Friday, May 17, 2013

Tea and cookies for your new team members

What does every development team want? New contributors!

I'd like to suggest a simple process that can turn visitors to your website, list or IRC channel into a successful part of the development team. When people actually contribute, they quickly feel like a valuable part of the group. New people bring fresh energy, and new ideas.

At your next sprint or meeting, start dreaming. Is your user documentation well-written and up-to-date? Do you need promotion, or video guides? How about art or diagrams for your website? Speaking of your website, when was the last time all the links were tested, and it was checked for spelling and grammar? Create a nice, friendly list of tasks for your newcomers.

Could your codebase use some grooming, for common misspellings, for instance? (EBN is a great source for these). When you run across a bit of code which needs pruning or refactoring, or normalizing signal-slot stuff, the easy thing is to fix it while it's in front of your eyes. Instead, consider which of these small tasks can be filed as a "Junior Job", created for the purpose of getting those knowledgeable people to move from faithful user, to part of the team.

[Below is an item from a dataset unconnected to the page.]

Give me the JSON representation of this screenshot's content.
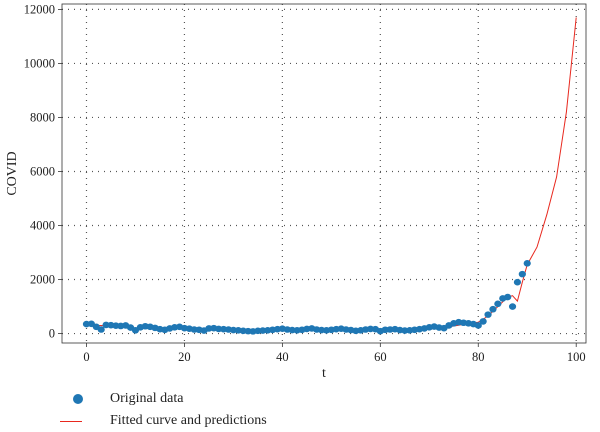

The Bugsquad and Quality Control teams can likely suggest more ideas, too.

KDE Junior Jobs can be easily found: http://kde.org/jj. Teams can create their own shortcut links too, such as Amarok has done, listed in the #amarok IRC channel topic: http://tinyurl.com/amarokjjs. Other tasks can be blogged about, posted on a trello, on the Community wiki; whatever your team likes to use. For more ideas, see http://community.kde.org/Getinvolved.

The Kubuntu team has a list of tasks in Trello, which works well.

So, when you feel like not fixing a little issue, don't feel lazy. Feel responsible! File a bug, make it a JJ, and call attention to those issues when new folks show up and ask, how can I help?


PS: Thanks to the #kde-www team for suggesting this blog. Einar77, neverdingo, mamarok; you are wonderful.